As this disaster reminds us, we're all part of a family -- and we have a responsibility to help members of our family in need. More than ever, as we have learned so painfully in recent weeks, the war on poverty has casualties like any other war -- and so far, we are losing this war.
Government must respond in ways that are as good and as compassionate as the American people. We know what must be done. We're a stronger country when we're a fairer country. Inequality and injustice undermine our economy, our security, our standing in the world, our future. We need to wage a wiser war on poverty. That means a broader effort and a new spirit of cooperation to reduce poverty, a genuine new dedication carried out by leaders in government at every level, in religion, in industry, and in the academic community.

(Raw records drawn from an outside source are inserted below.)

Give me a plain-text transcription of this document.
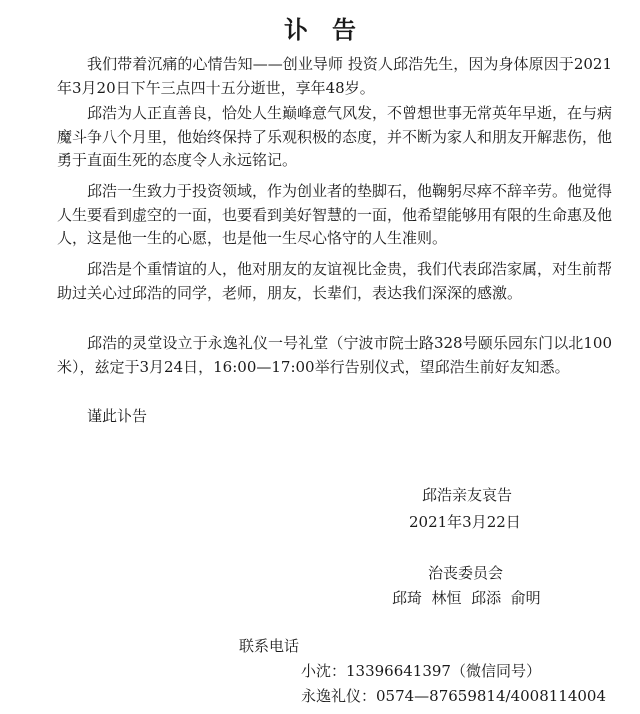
讣告

我们带着沉痛的心情告知——创业导师 投资人邱浩先生，因为身体原因于2021年3月20日下午三点四十五分逝世，享年48岁。

邱浩为人正直善良，恰处人生巅峰意气风发，不曾想世事无常英年早逝，在与病魔斗争八个月里，他始终保持了乐观积极的态度，并不断为家人和朋友开解悲伤，他勇于直面生死的态度令人永远铭记。

邱浩一生致力于投资领域，作为创业者的垫脚石，他鞠躬尽瘁不辞辛劳。他觉得人生要看到虚空的一面，也要看到美好智慧的一面，他希望能够用有限的生命惠及他人，这是他一生的心愿，也是他一生尽心恪守的人生准则。

邱浩是个重情谊的人，他对朋友的友谊视比金贵，我们代表邱浩家属，对生前帮助过关心过邱浩的同学，老师，朋友，长辈们，表达我们深深的感激。

邱浩的灵堂设立于永逸礼仪一号礼堂（宁波市院士路328号颐乐园东门以北100米），兹定于3月24日，16:00—17:00举行告别仪式，望邱浩生前好友知悉。

谨此讣告
邱浩亲友哀告
2021年3月22日
治丧委员会
邱琦  林恒  邱添  俞明
联系电话
小沈：13396641397（微信同号）
永逸礼仪：0574—87659814/4008114004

This is our opportunity and our calling -- and it's our duty -- to get it right. We can rebuild the Gulf Coast in a manner that lifts people up and gives them a voice. We can reduce and even eradicate poverty in the nation, and reclaim our moral standing in the world. Other nations still desperately want to look to us for moral guidance and leadership, and we cannot fail again.
Brenda Marie Osbey, the Poet Laureate of Louisiana, is Artist-in-Residence at Dillard University. Two weeks after the storm, she paid homage to her great city, its people, and their hope for rebuilding it, in these eloquent words:
Believe on those hands, And they will see you through seasons of drought and flood. Believe on these hands, And you will cross the grandy-water. Journey with me, and see what I see.
Stephen Bradberry does that. What he sees so clearly is a bright future for his New Orleans.
As Bobby said, "The future does not belong to those who are content with today, apathetic toward common problems and their fellow man alike. Rather, it will belong to those who can blend vision, reason, and courage in a personal commitment to the ideals and great enterprises of American society."
He believed that we must "learn to find our own advancement in the search for the advancement of others."
"All of us," he said, "from the wealthiest and most powerful of men to the weakest and hungriest of children, share one precious possession: the name 'American.'"
In April 1968, he ended his remarks about the Bedford-Stuyvesant community in New York City with words that ring especially true today about Stephen. "We live in a time when the nation is deeply divided. But you have proven that we need not remain so. Together we can attack the problems that seem so overwhelming, and master them. Your example should give courage to all Americans in the difficult days before us."
Stephen, you honor my brother immensely in your mission to make this a more just and peaceful land. Bobby would be very, very proud of all you're doing to carry on his unfinished work, and to help all those living in even the deepest shadows, about whom he cared so much.
It's an honor for me now to join Ethel in commending you for your inspiring, good works, and in presenting you with this Robert F. Kennedy Human Rights Award.